BG Group PLC (BG.LN) said Friday it has signed a binding deal to sell up to 122 cargoes of liquefied natural gas to Chubu Electric Power Co. (9502.TO) over 21 years, starting in 2014.

LNG will be provided from BG's global portfolio, including gas processed through the proposed US$15 billion Queensland Curtis LNG project in Australia's Queensland state.

Signing of the sale and purchase agreement concludes negotiations announced in October when Chubu said it had inked a preliminary deal to buy a maximum of 120 shiploads, or about 8.4 million metric tons, of LNG over 20 years from BG.

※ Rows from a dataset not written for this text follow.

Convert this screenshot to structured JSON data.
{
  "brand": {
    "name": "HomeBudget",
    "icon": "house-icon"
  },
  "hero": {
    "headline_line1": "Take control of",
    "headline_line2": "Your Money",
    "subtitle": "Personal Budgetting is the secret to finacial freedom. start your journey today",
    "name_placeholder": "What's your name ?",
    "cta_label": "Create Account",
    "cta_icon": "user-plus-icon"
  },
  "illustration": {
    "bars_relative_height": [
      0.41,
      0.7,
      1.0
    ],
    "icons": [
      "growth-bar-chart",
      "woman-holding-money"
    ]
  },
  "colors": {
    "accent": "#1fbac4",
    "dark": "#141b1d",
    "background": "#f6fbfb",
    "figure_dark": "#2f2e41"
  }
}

The British company's development is among four slated for the port of Gladstone vying to be the first in the world to convert gas trapped in coal seams to LNG for export by tanker.

China National Offshore Oil Corp. and Tokyo Gas Co. (9531.TO) are the project's largest customers.

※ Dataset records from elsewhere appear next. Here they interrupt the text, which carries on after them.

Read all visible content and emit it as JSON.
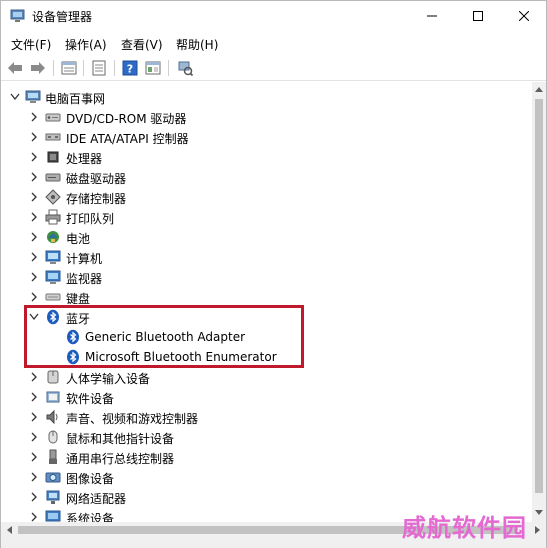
{
  "window": {
    "title": "设备管理器",
    "controls": {
      "minimize": "minimize",
      "maximize": "maximize",
      "close": "close"
    }
  },
  "menu": [
    {
      "label": "文件(F)"
    },
    {
      "label": "操作(A)"
    },
    {
      "label": "查看(V)"
    },
    {
      "label": "帮助(H)"
    }
  ],
  "toolbar": [
    {
      "icon": "back-arrow-icon"
    },
    {
      "icon": "forward-arrow-icon"
    },
    {
      "icon": "properties-icon"
    },
    {
      "icon": "list-view-icon"
    },
    {
      "icon": "help-icon"
    },
    {
      "icon": "show-hidden-icon"
    },
    {
      "icon": "scan-hardware-icon"
    }
  ],
  "tree": {
    "root": {
      "label": "电脑百事网",
      "expanded": true,
      "icon": "computer-icon"
    },
    "items": [
      {
        "label": "DVD/CD-ROM 驱动器",
        "icon": "dvd-drive-icon",
        "expanded": false
      },
      {
        "label": "IDE ATA/ATAPI 控制器",
        "icon": "ide-controller-icon",
        "expanded": false
      },
      {
        "label": "处理器",
        "icon": "processor-icon",
        "expanded": false
      },
      {
        "label": "磁盘驱动器",
        "icon": "disk-drive-icon",
        "expanded": false
      },
      {
        "label": "存储控制器",
        "icon": "storage-controller-icon",
        "expanded": false
      },
      {
        "label": "打印队列",
        "icon": "printer-icon",
        "expanded": false
      },
      {
        "label": "电池",
        "icon": "battery-icon",
        "expanded": false
      },
      {
        "label": "计算机",
        "icon": "computer-monitor-icon",
        "expanded": false
      },
      {
        "label": "监视器",
        "icon": "monitor-icon",
        "expanded": false
      },
      {
        "label": "键盘",
        "icon": "keyboard-icon",
        "expanded": false
      },
      {
        "label": "蓝牙",
        "icon": "bluetooth-icon",
        "expanded": true,
        "children": [
          {
            "label": "Generic Bluetooth Adapter",
            "icon": "bluetooth-icon"
          },
          {
            "label": "Microsoft Bluetooth Enumerator",
            "icon": "bluetooth-icon"
          }
        ]
      },
      {
        "label": "人体学输入设备",
        "icon": "hid-icon",
        "expanded": false
      },
      {
        "label": "软件设备",
        "icon": "software-device-icon",
        "expanded": false
      },
      {
        "label": "声音、视频和游戏控制器",
        "icon": "speaker-icon",
        "expanded": false
      },
      {
        "label": "鼠标和其他指针设备",
        "icon": "mouse-icon",
        "expanded": false
      },
      {
        "label": "通用串行总线控制器",
        "icon": "usb-icon",
        "expanded": false
      },
      {
        "label": "图像设备",
        "icon": "camera-icon",
        "expanded": false
      },
      {
        "label": "网络适配器",
        "icon": "network-adapter-icon",
        "expanded": false
      },
      {
        "label": "系统设备",
        "icon": "system-device-icon",
        "expanded": false
      }
    ]
  },
  "watermark": "威航软件园",
  "colors": {
    "highlight_box": "#c0192b",
    "bluetooth": "#1e5bbf",
    "watermark": "#e46ad2"
  }
}
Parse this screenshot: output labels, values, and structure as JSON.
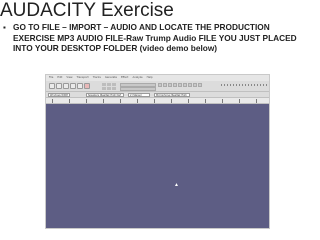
{
  "slide": {
    "title": "AUDACITY Exercise",
    "bullet_marker": "▪",
    "bullet_text": "GO TO FILE – IMPORT – AUDIO AND LOCATE THE PRODUCTION EXERCISE MP3 AUDIO FILE-Raw Trump Audio FILE YOU JUST PLACED INTO YOUR DESKTOP FOLDER (video demo below)"
  },
  "app": {
    "name": "Audacity",
    "menu": [
      "File",
      "Edit",
      "View",
      "Transport",
      "Tracks",
      "Generate",
      "Effect",
      "Analyze",
      "Help"
    ],
    "device_toolbar": {
      "host": "Windows WDM",
      "output": "Speakers (Realtek High Def",
      "channels": "2 (Stereo)",
      "input": "Microphone (Realtek High"
    },
    "track_area_color": "#5d5d84",
    "cursor": "arrow-cursor-icon"
  }
}
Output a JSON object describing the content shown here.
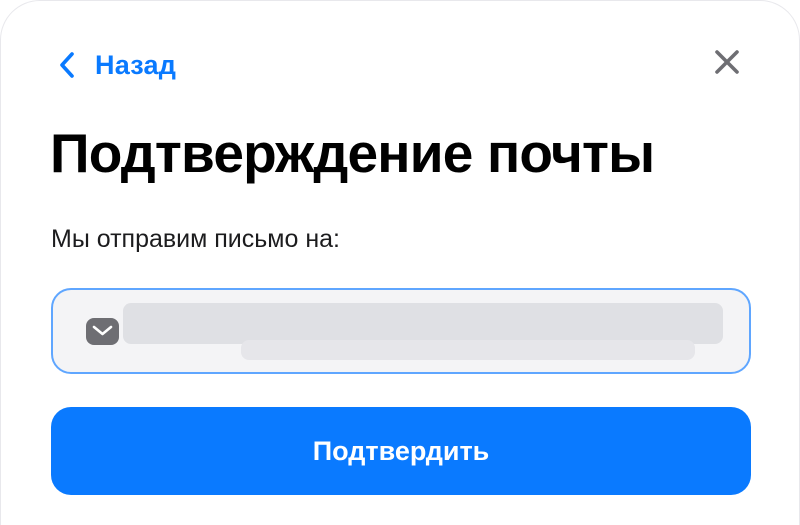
{
  "header": {
    "back_label": "Назад",
    "back_icon": "chevron-left-icon",
    "close_icon": "close-icon"
  },
  "title": "Подтверждение почты",
  "subtitle": "Мы отправим письмо на:",
  "email_field": {
    "icon": "mail-icon",
    "value": "",
    "redacted": true
  },
  "confirm_button": {
    "label": "Подтвердить"
  },
  "colors": {
    "accent": "#0a7aff",
    "field_border": "#5fa6ff",
    "field_background": "#f4f4f6",
    "icon_gray": "#6e6e73"
  }
}
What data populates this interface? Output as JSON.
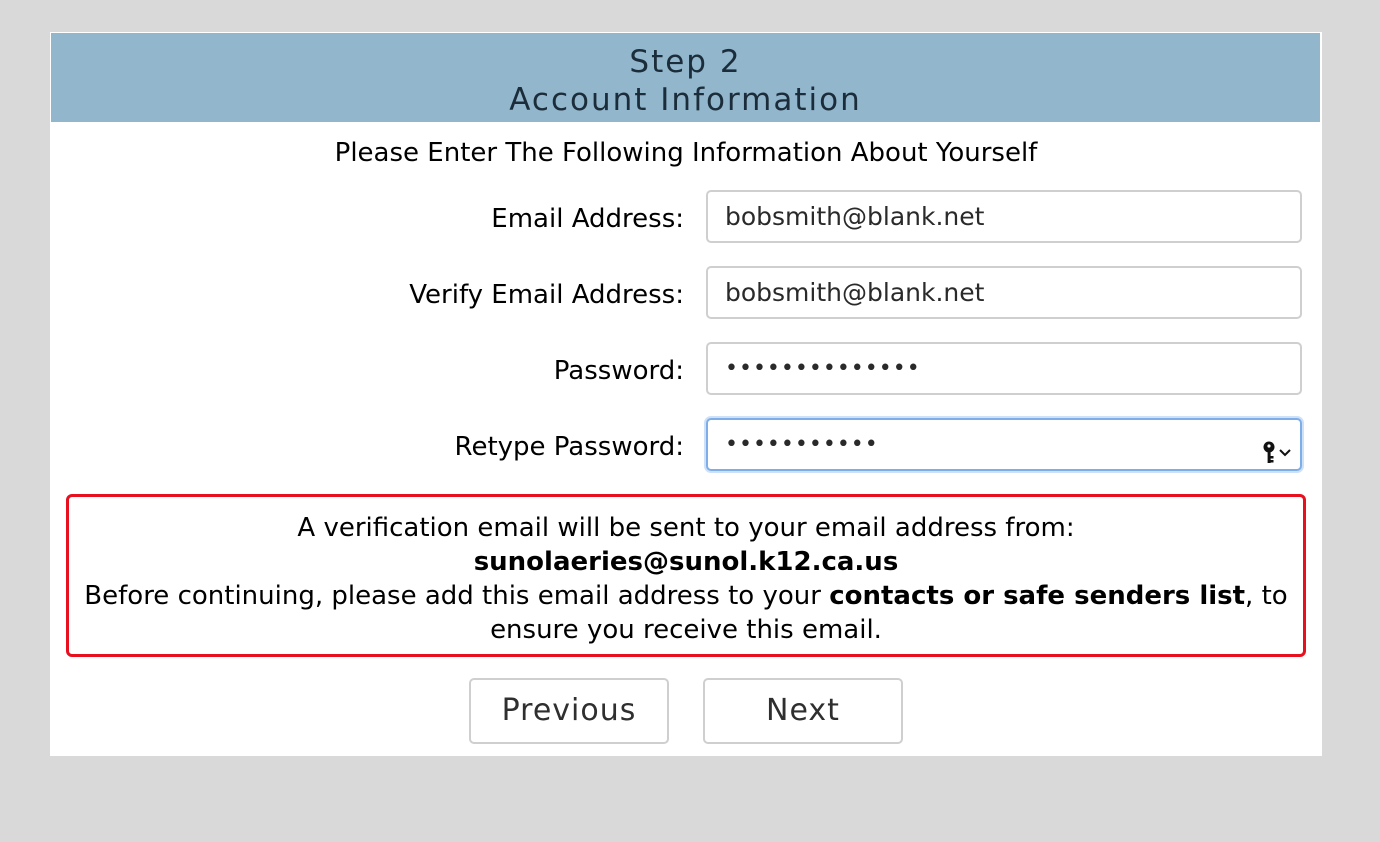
{
  "header": {
    "step": "Step 2",
    "title": "Account Information"
  },
  "intro": "Please Enter The Following Information About Yourself",
  "form": {
    "email": {
      "label": "Email Address:",
      "value": "bobsmith@blank.net"
    },
    "verify_email": {
      "label": "Verify Email Address:",
      "value": "bobsmith@blank.net"
    },
    "password": {
      "label": "Password:",
      "value": "••••••••••••••"
    },
    "retype_password": {
      "label": "Retype Password:",
      "value": "•••••••••••"
    }
  },
  "notice": {
    "line1": "A verification email will be sent to your email address from:",
    "sender_email": "sunolaeries@sunol.k12.ca.us",
    "line3_prefix": "Before continuing, please add this email address to your ",
    "line3_bold": "contacts or safe senders list",
    "line3_suffix": ", to ensure you receive this email."
  },
  "buttons": {
    "previous": "Previous",
    "next": "Next"
  },
  "colors": {
    "header_bg": "#92b6cc",
    "notice_border": "#e8101e",
    "focus_ring": "#7eaee8",
    "page_bg": "#d9d9d9"
  },
  "icons": {
    "password_manager": "key-dropdown-icon"
  }
}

Separately, BG is hopeful it will be able to resume work on a pipeline connecting onshore gas fields to the development in the next few weeks.

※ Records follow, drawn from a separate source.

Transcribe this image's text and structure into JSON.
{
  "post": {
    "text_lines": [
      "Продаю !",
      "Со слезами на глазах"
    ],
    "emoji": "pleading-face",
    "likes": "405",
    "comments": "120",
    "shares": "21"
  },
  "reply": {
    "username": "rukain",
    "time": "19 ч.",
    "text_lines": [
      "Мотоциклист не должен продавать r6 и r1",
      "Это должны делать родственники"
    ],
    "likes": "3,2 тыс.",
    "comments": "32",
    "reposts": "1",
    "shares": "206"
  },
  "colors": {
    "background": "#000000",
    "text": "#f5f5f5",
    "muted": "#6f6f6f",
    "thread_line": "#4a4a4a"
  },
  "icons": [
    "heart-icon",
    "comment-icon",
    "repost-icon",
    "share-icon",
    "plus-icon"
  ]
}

It stopped clearing land for the 550 kilometer pipeline on March 17 after realizing it hadn't received final regulatory approval for its soil and species management plans.

"We continue discussions with regulators and are hopeful work on clearing the easement can resume in a couple of weeks," a BG spokesman said in an e-mailed statement.

The delay isn't expected to have a material impact on the project's scheduled completion date of 2014, the spokesman said.